The tokenization/hashing method will be:
- strip the message to alphanumeric + whitespace ([a-zA-Z0-9 ])
- tokenize by splitting the message by whitespace,
- SHA-256 each token,
- rejoin all the hashed tokens into a space seperated string and stored in the
message.hashedfield.
Thus this is a test string becomes <hash of this> <hash of is> <hash of a> <hash of test> <hash of string>
When the user searches their search string goes through all of the steps in the tokenization/hashing method, then we query the message table for message.hashed LIKE %%<hashed string>%% and if my thinking is right, we should be able to find it.
Concerns
- Statistical analysis of hashed tokens
- I really don’t see a way around this, to make the string searchable the hashing needs to be predictable.
message.hashedfield could potentially be huge, if each word is getting a SHA256 hash, a large message could result in a very large hash string- maybe we just store the last 4 of the hash?
- This would increase collisions, but the likelihood of multiple last 4’s colliding in a given search string should be pretty dang small, and any collisions would likely not be valid language.
- Would this help with the statistical analysis concern? Increasing collisions would decrease the effectiveness of statistical analysis. It would be a performance hit, but after returning all matches against the hashes I could decrypt the
message.contentdata and search the raw search query against the unencrypted text and remove any incorrect returns caused by collisions.
- maybe we just store the last 4 of the hash?
I’m interested in hearing everyone’s thoughts, am I being logical in my reasoning?


What’s the expected volume of records planned to be stored?
For a small volume on a school assignment (a few thousand records on each query), I would do a processor/filter on my base database access layer and do the encryption and decryption there for any field annotated as @Encrypt at the field level or similar (language dependent, not sure what you are using).
Some libraries use a similar approach during serialization and deserialization steps.
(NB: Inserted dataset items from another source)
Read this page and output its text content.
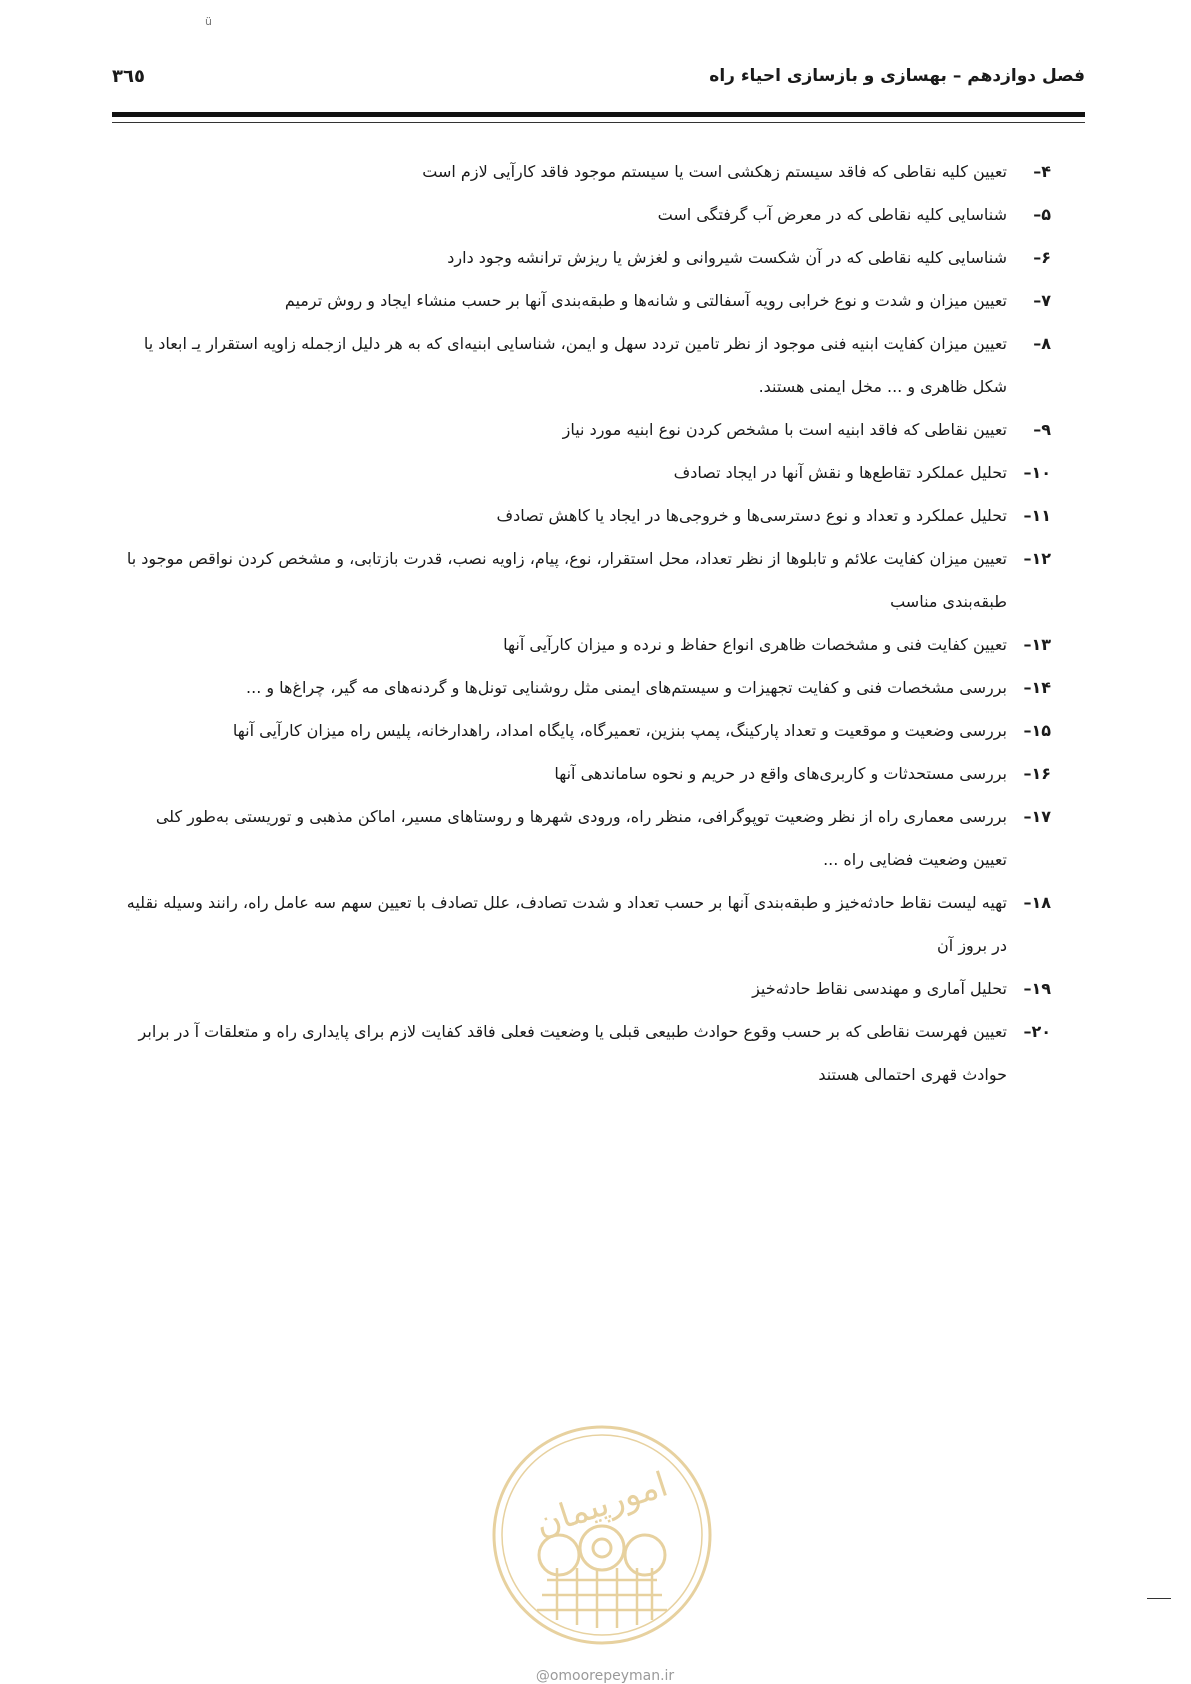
ü
فصل دوازدهم – بهسازی و بازسازی احیاء راه
۳٦٥
۴–
تعیین کلیه نقاطی که فاقد سیستم زهکشی است یا سیستم موجود فاقد کارآیی لازم است
۵–
شناسایی کلیه نقاطی که در معرض آب گرفتگی است
۶–
شناسایی کلیه نقاطی که در آن شکست شیروانی و لغزش یا ریزش ترانشه وجود دارد
۷–
تعیین میزان و شدت و نوع خرابی رویه آسفالتی و شانه‌ها و طبقه‌بندی آنها بر حسب منشاء ایجاد و روش ترمیم
۸–
تعیین میزان کفایت ابنیه فنی موجود از نظر تامین تردد سهل و ایمن، شناسایی ابنیه‌ای که به هر دلیل ازجمله زاویه استقرار یـ ابعاد یا شکل ظاهری و ... مخل ایمنی هستند.
۹–
تعیین نقاطی که فاقد ابنیه است با مشخص کردن نوع ابنیه مورد نیاز
۱۰–
تحلیل عملکرد تقاطع‌ها و نقش آنها در ایجاد تصادف
۱۱–
تحلیل عملکرد و تعداد و نوع دسترسی‌ها و خروجی‌ها در ایجاد یا کاهش تصادف
۱۲–
تعیین میزان کفایت علائم و تابلوها از نظر تعداد، محل استقرار، نوع، پیام، زاویه نصب، قدرت بازتابی، و مشخص کردن نواقص موجود با طبقه‌بندی مناسب
۱۳–
تعیین کفایت فنی و مشخصات ظاهری انواع حفاظ و نرده و میزان کارآیی آنها
۱۴–
بررسی مشخصات فنی و کفایت تجهیزات و سیستم‌های ایمنی مثل روشنایی تونل‌ها و گردنه‌های مه گیر، چراغ‌ها و ...
۱۵–
بررسی وضعیت و موقعیت و تعداد پارکینگ، پمپ بنزین، تعمیرگاه، پایگاه امداد، راهدارخانه، پلیس راه میزان کارآیی آنها
۱۶–
بررسی مستحدثات و کاربری‌های واقع در حریم و نحوه ساماندهی آنها
۱۷–
بررسی معماری راه از نظر وضعیت توپوگرافی، منظر راه، ورودی شهرها و روستاهای مسیر، اماکن مذهبی و توریستی به‌طور کلی تعیین وضعیت فضایی راه ...
۱۸–
تهیه لیست نقاط حادثه‌خیز و طبقه‌بندی آنها بر حسب تعداد و شدت تصادف، علل تصادف با تعیین سهم سه عامل راه، رانند وسیله نقلیه در بروز آن
۱۹–
تحلیل آماری و مهندسی نقاط حادثه‌خیز
۲۰–
تعیین فهرست نقاطی که بر حسب وقوع حوادث طبیعی قبلی یا وضعیت فعلی فاقد کفایت لازم برای پایداری راه و متعلقات آ در برابر حوادث قهری احتمالی هستند
امورپیمان
@omoorepeyman.ir
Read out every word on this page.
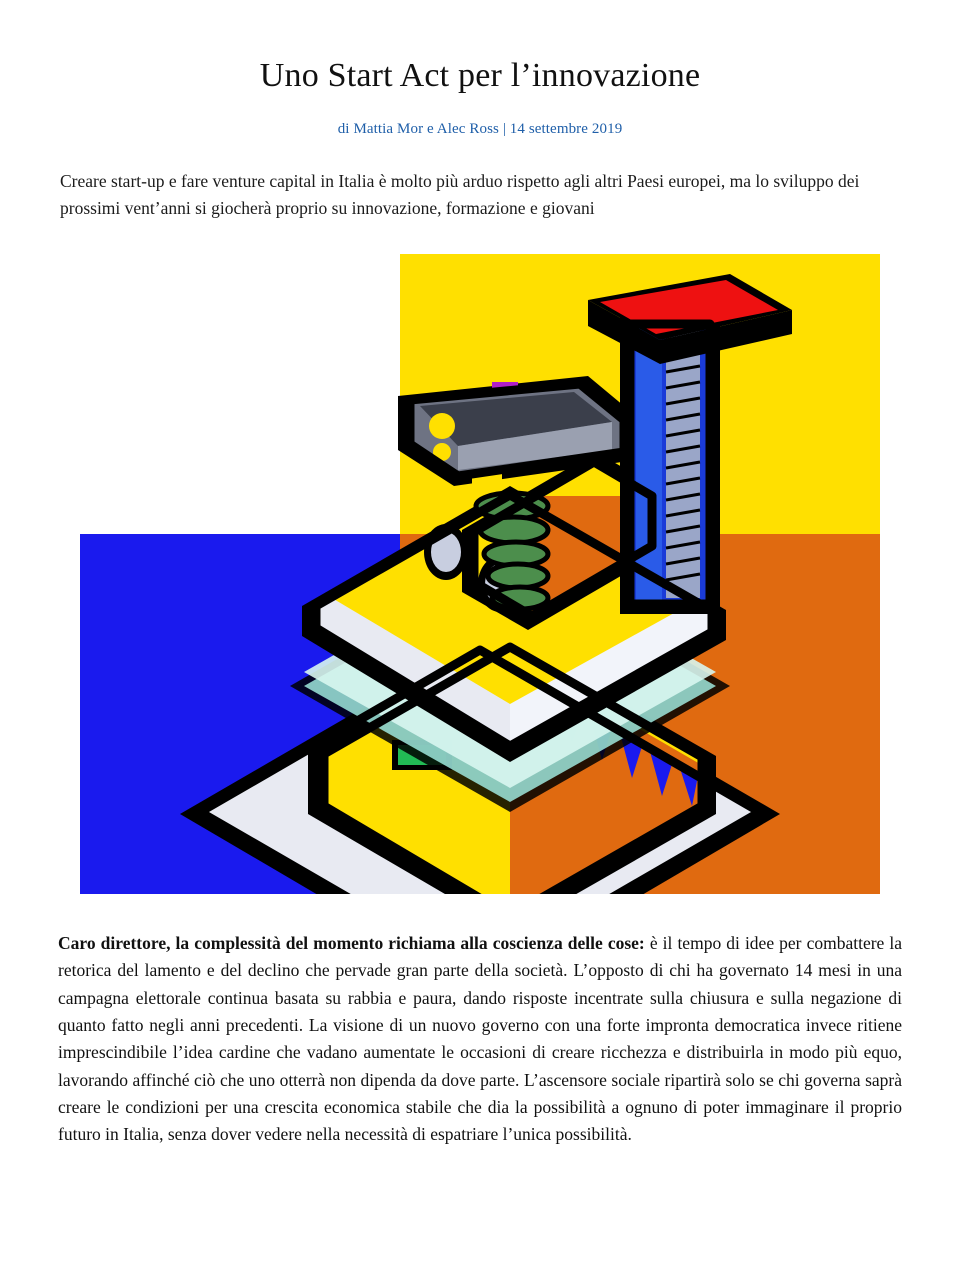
Uno Start Act per l’innovazione
di Mattia Mor e Alec Ross | 14 settembre 2019

Creare start-up e fare venture capital in Italia è molto più arduo rispetto agli altri Paesi europei, ma lo sviluppo dei prossimi vent’anni si giocherà proprio su innovazione, formazione e giovani

Caro direttore, la complessità del momento richiama alla coscienza delle cose: è il tempo di idee per combattere la retorica del lamento e del declino che pervade gran parte della società. L’opposto di chi ha governato 14 mesi in una campagna elettorale continua basata su rabbia e paura, dando risposte incentrate sulla chiusura e sulla negazione di quanto fatto negli anni precedenti. La visione di un nuovo governo con una forte impronta democratica invece ritiene imprescindibile l’idea cardine che vadano aumentate le occasioni di creare ricchezza e distribuirla in modo più equo, lavorando affinché ciò che uno otterrà non dipenda da dove parte. L’ascensore sociale ripartirà solo se chi governa saprà creare le condizioni per una crescita economica stabile che dia la possibilità a ognuno di poter immaginare il proprio futuro in Italia, senza dover vedere nella necessità di espatriare l’unica possibilità.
I’m guessing you are required to write the whole thing, but reading how those work might give you ideas since they tend to have hooks to wire custom logic during the process.
This would add overhead during read and create, but would be pretty transparent to the rest business logic and as mentioned, as long as the requirements don’t say you need to support searching over a few million records in X amount of time, it might be OK.
The hash idea sounds quicker at first (hashing vs on the fly encryption/decryption), but it does not sound like it would scale well either unless the message size is constrained like you mentioned. Another problem us that it could be extremely easy to brute force with a rainbow table which kind of defeats encrypting it to begin with. If pursuing that approach, you’d need to also store a salt with each hash to prevent that attack type.
Custom encryption solutions and security through obscurity tend to be the weakest points in an implementation, which sounds like is part of the assignment to think about.